В наше время Никифорович, получив возможность ознакомиться с неограниченным количеством американских фильмов, называл теперь катастрофы одним ёмким словом: «Голливуд».
Вертолёт почему-то не набирал высоту, и деревенский дом Зубастика от прямого попадания в него вертолётом спасло только то, что между ним и сараем оказалось достаточное расстояние, чтобы Ми-1 проскочил в этот зазор.
Поднимая дорожную пыль, а вместе с нею и кур, разомлевших в ней в этот летний жаркий день, Ми-1 развернулся вдоль деревенской улицы. Куры, поднятые воздушным потоком от несущего винта, панически махали крыльями, пытаясь удержаться в воздухе. Но, падали, кувыркались, и, едва очнувшись, бросались в ближайшие подворотни спасать свои почти никчемные жизни.
— Да, не зря говорят, что курочка не птичка, — философски заметил Никифорович.
— А ещё говорят: медичка не девичка, а первокурсник в Московском авиационном институте не студент, а козерог, — добавил Вороньков.
Вертолёт же, заявив о себе таким решительным образом, взмыл, наконец, над деревенской улицей и полетел за околицу в сторону ближайшего поля.
— Он ведь ни разу не летал на вертолёте, а вот так, сел да и полетел — восторженно сказал Зубастик.
— Этого не может быть! Как же ты додумался позвать его? — Вороньков с удивлением взглянул на Зубастика. — А вообще-то, Дмитрий Александрович, по всему видать, смелый мужик! Просто приспособлен летать. Теперь уж точно вернёт машину в целости. Сейчас над полянкой потренируется, и обязательно вернёт.
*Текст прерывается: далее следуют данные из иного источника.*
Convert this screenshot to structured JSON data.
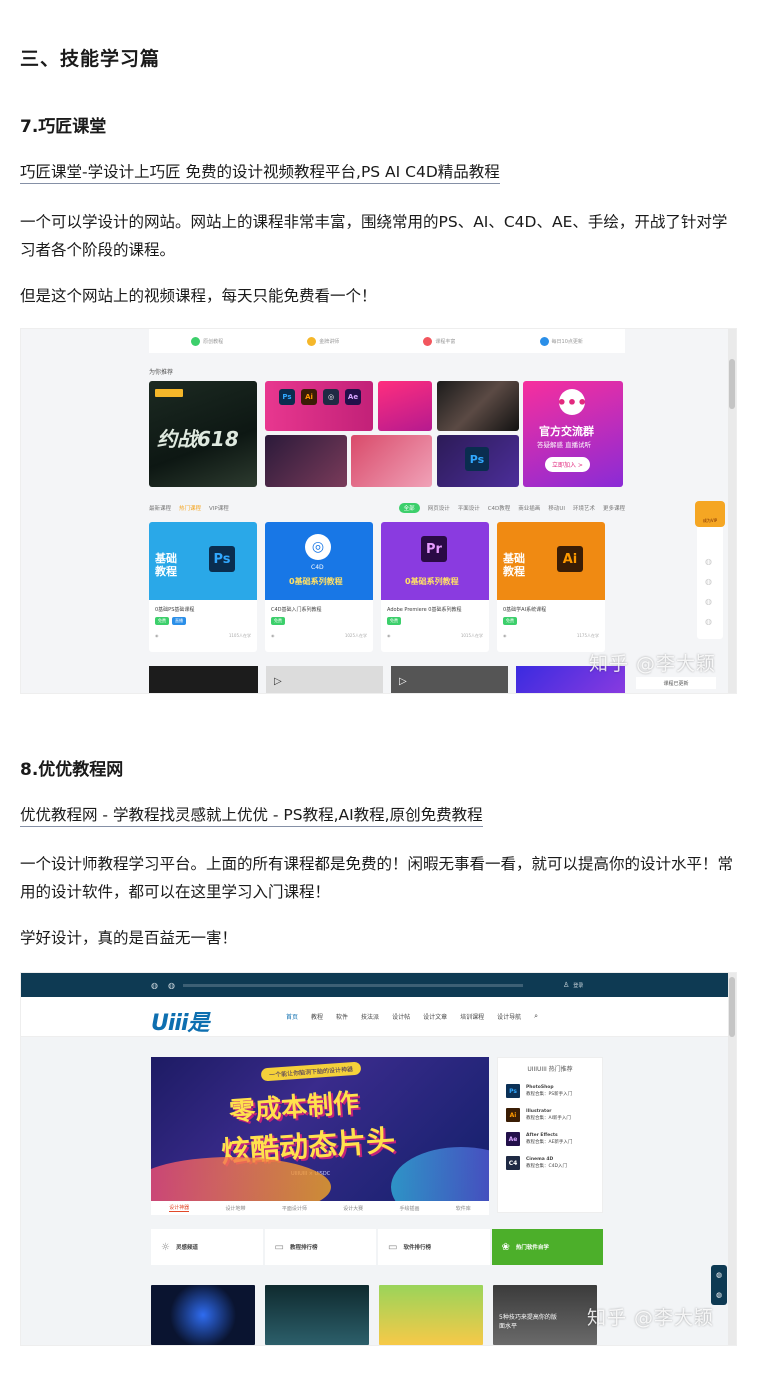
{
  "section": {
    "heading": "三、技能学习篇"
  },
  "item7": {
    "title": "7.巧匠课堂",
    "link": "巧匠课堂-学设计上巧匠 免费的设计视频教程平台,PS AI C4D精品教程",
    "para1": "一个可以学设计的网站。网站上的课程非常丰富，围绕常用的PS、AI、C4D、AE、手绘，开战了针对学习者各个阶段的课程。",
    "para2": "但是这个网站上的视频课程，每天只能免费看一个！",
    "screenshot": {
      "features": [
        "原创教程",
        "金牌讲师",
        "课程丰富",
        "每日10点更新"
      ],
      "recommend_label": "为你推荐",
      "banner_main_text": "约战618",
      "banner_group_title": "官方交流群",
      "banner_group_sub": "答疑解惑 直播试听",
      "banner_group_btn": "立即加入 >",
      "tabs": [
        "最新课程",
        "热门课程",
        "VIP课程"
      ],
      "filter_active": "全部",
      "filters": [
        "网页设计",
        "平面设计",
        "C4D教程",
        "商业插画",
        "移动UI",
        "环境艺术",
        "更多课程"
      ],
      "courses": [
        {
          "badge": "Ps",
          "big": "基础\n教程",
          "title": "0基础PS基础课程",
          "count": "1105人在学",
          "color": "#2aa8e8"
        },
        {
          "badge": "C4D",
          "big": "0基础系列教程",
          "title": "C4D基础入门系列教程",
          "count": "1025人在学",
          "color": "#1877e6"
        },
        {
          "badge": "Pr",
          "big": "0基础系列教程",
          "title": "Adobe Premiere 0基础系列教程",
          "count": "1015人在学",
          "color": "#8a3be0"
        },
        {
          "badge": "Ai",
          "big": "基础\n教程",
          "title": "0基础学AI系统课程",
          "count": "1175人在学",
          "color": "#f08a12"
        }
      ],
      "sidebar_vip": "成为VIP",
      "notify": "课程已更新",
      "watermark": "知乎 @李大颖"
    }
  },
  "item8": {
    "title": "8.优优教程网",
    "link": "优优教程网 - 学教程找灵感就上优优 - PS教程,AI教程,原创免费教程",
    "para1": "一个设计师教程学习平台。上面的所有课程都是免费的！闲暇无事看一看，就可以提高你的设计水平！常用的设计软件，都可以在这里学习入门课程！",
    "para2": "学好设计，真的是百益无一害！",
    "screenshot": {
      "logo": "Uiii是",
      "login": "登录",
      "menu": [
        "首页",
        "教程",
        "软件",
        "技法派",
        "设计帖",
        "设计文章",
        "培训课程",
        "设计导航"
      ],
      "hero_ribbon": "一个能让你脑洞下脑的设计神器",
      "hero_line1": "零成本制作",
      "hero_line2": "炫酷动态片头",
      "hero_sub": "UIIIUIII × UISDC",
      "hot_title": "UIIIUIII 热门推荐",
      "hot": [
        {
          "icon": "Ps",
          "name": "PhotoShop",
          "desc": "教程合集：PS新手入门",
          "color": "#0b3157"
        },
        {
          "icon": "Ai",
          "name": "Illustrator",
          "desc": "教程合集：AI新手入门",
          "color": "#3a1d05"
        },
        {
          "icon": "Ae",
          "name": "After Effects",
          "desc": "教程合集：AE新手入门",
          "color": "#22104a"
        },
        {
          "icon": "C4",
          "name": "Cinema 4D",
          "desc": "教程合集：C4D入门",
          "color": "#1f2a44"
        }
      ],
      "subtabs": [
        "设计神器",
        "设计地带",
        "平面设计师",
        "设计大赛",
        "手绘插画",
        "软件库"
      ],
      "features": [
        "灵感频道",
        "教程排行榜",
        "软件排行榜",
        "热门软件自学"
      ],
      "thumb_text": "5种技巧来提高你的版面水平",
      "watermark": "知乎 @李大颖"
    }
  }
}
Тем временем, вертолёт, повисев и покрутившись над полем, медленно, словно опасаясь задеть забор хвостовым винтом, возвратился на своё место в огороде, завис на секунду и стал снижаться. Но едва его колёса коснулись земли, его мотор перестал работать, и только отдельные вспышки от калильного зажигания рывками, сотрясая вертолёт, гнали несущий винт.
Ракитский выскочил из кабины и, отбежав на несколько шагов, обернулся, чтобы посмотреть, что сталось с вертолётом.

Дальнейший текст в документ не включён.